The purpose of Environmental Public Health Tracking (EPHT) is to implement a national tracking system to monitor data about environmental hazards and exposures and data about diseases that are possibly linked to the environment. This will provide information to federal, state, and local agencies, and communities that can be used to plan, apply, and evaluate actions to prevent and control environmentally related diseases. Biomonitoring of exposure to environmental contaminants in humans is an important part of tracking. However, relatively little information is available to assess the health context of measured concentrations of environmental contaminants in humans. Organophosphate (OP) pesticide exposures estimated from biomonitoring data are strong candidates for inclusion in EPHT for several reasons: 1) wide use of OP pesticides in both agricultural and residential settings; 2) available methods for measuring body burdens; and 3) availability of toxicity information to assist in a health based interpretation of OP biomonitoriong data.
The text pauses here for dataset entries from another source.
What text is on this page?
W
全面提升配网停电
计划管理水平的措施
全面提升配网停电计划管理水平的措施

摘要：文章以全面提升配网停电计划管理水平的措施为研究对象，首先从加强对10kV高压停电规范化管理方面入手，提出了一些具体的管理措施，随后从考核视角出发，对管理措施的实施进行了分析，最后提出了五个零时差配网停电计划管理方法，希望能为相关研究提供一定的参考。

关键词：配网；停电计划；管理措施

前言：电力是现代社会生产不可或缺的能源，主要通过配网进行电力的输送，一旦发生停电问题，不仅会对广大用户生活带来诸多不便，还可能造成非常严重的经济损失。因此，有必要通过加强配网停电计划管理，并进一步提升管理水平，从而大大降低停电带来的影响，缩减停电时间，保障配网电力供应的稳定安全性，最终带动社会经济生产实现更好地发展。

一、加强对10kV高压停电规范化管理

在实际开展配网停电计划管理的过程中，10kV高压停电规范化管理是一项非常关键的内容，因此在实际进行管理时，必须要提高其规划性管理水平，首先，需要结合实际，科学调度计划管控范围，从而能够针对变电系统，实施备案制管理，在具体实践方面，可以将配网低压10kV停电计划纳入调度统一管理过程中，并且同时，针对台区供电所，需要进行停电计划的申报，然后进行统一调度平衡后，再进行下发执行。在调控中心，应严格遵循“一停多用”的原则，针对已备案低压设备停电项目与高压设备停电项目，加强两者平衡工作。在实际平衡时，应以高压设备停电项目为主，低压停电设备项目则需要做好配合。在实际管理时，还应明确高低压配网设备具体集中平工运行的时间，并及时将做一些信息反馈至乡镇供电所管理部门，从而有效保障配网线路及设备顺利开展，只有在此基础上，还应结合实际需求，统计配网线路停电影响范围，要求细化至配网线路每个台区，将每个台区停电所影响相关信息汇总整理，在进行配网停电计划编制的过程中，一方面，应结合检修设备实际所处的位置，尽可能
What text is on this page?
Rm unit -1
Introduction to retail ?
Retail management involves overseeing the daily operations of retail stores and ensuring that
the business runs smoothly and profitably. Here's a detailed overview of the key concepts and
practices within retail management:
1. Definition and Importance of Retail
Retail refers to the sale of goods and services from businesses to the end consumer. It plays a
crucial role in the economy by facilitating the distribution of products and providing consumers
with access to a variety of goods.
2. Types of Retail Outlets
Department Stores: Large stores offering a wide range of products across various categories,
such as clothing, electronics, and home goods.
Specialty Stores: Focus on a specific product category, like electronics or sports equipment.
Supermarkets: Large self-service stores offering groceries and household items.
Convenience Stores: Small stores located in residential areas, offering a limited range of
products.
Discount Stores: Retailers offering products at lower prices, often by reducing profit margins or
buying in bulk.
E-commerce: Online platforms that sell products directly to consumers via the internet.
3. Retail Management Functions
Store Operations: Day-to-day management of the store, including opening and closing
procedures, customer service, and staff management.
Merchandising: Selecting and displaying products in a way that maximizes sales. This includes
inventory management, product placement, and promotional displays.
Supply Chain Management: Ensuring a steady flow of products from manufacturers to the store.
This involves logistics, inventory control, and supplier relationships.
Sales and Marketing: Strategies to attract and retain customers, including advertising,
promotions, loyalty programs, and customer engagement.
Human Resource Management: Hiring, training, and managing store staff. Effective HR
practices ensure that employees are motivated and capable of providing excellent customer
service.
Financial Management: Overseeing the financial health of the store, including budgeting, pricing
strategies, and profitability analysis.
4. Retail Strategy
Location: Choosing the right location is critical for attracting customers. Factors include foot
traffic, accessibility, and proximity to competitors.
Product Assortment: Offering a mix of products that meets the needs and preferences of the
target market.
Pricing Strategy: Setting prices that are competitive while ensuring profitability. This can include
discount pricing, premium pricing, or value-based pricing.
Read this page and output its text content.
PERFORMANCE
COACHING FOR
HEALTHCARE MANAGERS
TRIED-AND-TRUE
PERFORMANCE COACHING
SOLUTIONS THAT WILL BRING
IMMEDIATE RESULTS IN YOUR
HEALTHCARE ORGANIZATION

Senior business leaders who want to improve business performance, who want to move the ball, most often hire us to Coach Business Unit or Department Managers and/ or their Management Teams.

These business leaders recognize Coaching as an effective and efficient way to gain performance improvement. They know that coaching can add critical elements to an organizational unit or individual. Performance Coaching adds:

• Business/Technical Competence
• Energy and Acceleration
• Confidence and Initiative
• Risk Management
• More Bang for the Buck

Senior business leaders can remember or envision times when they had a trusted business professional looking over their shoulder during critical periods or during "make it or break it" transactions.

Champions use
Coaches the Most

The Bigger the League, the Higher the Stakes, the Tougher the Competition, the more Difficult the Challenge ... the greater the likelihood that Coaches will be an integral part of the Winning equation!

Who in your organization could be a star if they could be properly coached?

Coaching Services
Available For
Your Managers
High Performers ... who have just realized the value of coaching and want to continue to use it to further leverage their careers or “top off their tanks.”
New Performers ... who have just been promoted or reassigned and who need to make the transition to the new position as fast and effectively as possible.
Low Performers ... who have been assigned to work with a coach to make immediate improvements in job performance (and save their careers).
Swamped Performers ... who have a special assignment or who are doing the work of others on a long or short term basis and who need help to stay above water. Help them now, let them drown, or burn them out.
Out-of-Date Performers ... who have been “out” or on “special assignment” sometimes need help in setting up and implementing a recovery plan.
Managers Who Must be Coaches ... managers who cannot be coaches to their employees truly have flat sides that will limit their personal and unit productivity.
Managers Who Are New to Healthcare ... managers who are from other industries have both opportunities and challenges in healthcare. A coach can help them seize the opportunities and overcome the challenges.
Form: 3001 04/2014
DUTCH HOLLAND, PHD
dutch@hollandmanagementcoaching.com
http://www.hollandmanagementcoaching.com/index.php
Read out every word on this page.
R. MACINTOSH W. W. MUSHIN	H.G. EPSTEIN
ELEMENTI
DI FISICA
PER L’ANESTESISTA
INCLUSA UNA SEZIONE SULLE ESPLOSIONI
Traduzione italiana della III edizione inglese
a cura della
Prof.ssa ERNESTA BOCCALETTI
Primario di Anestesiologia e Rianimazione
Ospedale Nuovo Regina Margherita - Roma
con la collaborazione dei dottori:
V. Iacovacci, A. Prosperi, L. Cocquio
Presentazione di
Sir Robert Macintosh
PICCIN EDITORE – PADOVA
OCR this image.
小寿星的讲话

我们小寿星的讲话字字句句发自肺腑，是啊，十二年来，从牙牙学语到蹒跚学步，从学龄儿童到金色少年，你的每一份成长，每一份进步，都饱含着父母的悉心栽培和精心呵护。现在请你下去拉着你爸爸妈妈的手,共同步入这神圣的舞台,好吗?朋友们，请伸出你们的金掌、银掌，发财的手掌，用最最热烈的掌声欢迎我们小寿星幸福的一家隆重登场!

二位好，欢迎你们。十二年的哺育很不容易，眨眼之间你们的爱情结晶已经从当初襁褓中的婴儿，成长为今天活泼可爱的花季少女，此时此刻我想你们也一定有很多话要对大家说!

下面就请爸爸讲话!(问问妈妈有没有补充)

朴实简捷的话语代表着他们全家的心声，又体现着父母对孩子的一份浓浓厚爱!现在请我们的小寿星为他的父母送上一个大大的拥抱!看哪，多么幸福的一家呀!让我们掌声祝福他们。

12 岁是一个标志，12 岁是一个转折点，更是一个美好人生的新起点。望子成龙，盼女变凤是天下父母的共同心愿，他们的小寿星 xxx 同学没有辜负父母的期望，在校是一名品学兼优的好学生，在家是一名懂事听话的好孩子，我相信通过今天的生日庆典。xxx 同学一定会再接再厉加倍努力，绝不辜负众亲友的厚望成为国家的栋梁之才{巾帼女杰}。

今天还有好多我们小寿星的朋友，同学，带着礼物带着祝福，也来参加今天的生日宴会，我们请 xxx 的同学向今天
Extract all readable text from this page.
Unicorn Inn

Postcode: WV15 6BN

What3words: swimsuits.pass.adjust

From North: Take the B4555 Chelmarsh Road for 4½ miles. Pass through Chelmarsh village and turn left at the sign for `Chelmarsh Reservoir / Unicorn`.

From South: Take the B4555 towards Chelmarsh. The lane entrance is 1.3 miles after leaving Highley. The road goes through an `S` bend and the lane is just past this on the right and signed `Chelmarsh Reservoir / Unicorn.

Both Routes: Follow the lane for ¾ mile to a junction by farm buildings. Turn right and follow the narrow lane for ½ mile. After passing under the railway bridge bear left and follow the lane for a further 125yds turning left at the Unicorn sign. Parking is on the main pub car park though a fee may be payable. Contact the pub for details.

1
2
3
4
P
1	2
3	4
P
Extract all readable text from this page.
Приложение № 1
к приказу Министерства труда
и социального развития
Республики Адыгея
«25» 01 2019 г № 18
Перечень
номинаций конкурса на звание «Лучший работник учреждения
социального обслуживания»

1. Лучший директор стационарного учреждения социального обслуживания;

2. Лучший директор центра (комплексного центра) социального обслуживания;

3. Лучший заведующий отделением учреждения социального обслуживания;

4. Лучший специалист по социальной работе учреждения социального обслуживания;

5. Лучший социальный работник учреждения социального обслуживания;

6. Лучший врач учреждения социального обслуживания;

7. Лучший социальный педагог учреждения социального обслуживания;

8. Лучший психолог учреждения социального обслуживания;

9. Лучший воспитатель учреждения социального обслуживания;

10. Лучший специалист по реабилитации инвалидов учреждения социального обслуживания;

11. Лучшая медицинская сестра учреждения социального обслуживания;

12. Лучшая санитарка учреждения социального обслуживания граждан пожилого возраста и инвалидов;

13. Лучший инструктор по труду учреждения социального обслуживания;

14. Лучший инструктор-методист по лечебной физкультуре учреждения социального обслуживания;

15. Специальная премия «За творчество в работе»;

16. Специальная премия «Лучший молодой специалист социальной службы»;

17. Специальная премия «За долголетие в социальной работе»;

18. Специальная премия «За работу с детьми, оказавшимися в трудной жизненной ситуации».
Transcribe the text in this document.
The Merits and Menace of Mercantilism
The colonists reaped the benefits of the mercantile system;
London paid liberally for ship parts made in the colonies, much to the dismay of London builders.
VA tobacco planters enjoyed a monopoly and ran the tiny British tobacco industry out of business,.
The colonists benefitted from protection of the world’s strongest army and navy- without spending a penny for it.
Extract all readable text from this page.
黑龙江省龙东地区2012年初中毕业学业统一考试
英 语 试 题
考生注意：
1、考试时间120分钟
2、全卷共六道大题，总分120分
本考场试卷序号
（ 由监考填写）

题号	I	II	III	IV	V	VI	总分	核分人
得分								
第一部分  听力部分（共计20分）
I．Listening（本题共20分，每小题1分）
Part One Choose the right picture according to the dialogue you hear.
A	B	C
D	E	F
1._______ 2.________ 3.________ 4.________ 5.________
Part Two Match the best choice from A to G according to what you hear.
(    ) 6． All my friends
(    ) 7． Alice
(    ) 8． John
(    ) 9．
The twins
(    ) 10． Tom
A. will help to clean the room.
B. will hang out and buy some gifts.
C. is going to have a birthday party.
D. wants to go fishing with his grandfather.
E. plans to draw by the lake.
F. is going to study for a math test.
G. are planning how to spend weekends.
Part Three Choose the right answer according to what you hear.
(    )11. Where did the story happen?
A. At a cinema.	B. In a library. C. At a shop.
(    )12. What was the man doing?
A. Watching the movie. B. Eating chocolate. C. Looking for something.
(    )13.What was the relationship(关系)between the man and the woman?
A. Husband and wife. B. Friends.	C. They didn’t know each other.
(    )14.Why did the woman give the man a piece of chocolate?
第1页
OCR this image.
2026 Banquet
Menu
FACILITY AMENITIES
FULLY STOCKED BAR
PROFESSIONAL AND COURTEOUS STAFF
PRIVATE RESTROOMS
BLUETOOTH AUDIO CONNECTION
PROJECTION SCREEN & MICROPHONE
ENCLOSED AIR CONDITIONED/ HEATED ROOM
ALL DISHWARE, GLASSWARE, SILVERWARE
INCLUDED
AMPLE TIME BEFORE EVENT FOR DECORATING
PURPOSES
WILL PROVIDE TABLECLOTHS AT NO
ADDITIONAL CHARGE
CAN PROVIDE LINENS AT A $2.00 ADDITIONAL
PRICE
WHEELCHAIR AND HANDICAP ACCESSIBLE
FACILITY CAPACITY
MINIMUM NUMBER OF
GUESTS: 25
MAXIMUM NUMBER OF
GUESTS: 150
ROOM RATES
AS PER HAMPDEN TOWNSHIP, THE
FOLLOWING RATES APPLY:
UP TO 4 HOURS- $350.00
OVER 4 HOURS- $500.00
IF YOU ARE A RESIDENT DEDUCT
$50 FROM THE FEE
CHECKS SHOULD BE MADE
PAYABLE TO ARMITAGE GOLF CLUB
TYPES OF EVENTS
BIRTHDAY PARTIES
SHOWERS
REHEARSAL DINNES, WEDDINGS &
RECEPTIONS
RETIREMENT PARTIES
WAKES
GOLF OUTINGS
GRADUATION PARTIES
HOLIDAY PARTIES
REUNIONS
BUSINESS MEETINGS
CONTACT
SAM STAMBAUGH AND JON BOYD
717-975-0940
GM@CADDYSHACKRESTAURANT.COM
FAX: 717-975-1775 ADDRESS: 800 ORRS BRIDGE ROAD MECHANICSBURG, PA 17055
The objectives of our study are to develop a methodology for a health risk interpretation of biomonitoring data, and apply it using NHANES 1999 body burden data for OP pesticides as a case study. We back calculated OP pesticide exposures from urinary metabolite data and compared with available toxicity information using data from U.S. EPA Office of Pesticide Programs. This is one method for assessing the health context of OP pesticide exposures and can be used as an example of how to put biomonitoring data in context for EHPT.
Learning Objectives:
Keywords: Risk Assessment, Pesticide Exposure
Presenting author's disclosure statement:
I do not have any significant financial interest/arrangement or affiliation with any organization/institution whose products or services are being discussed in this session.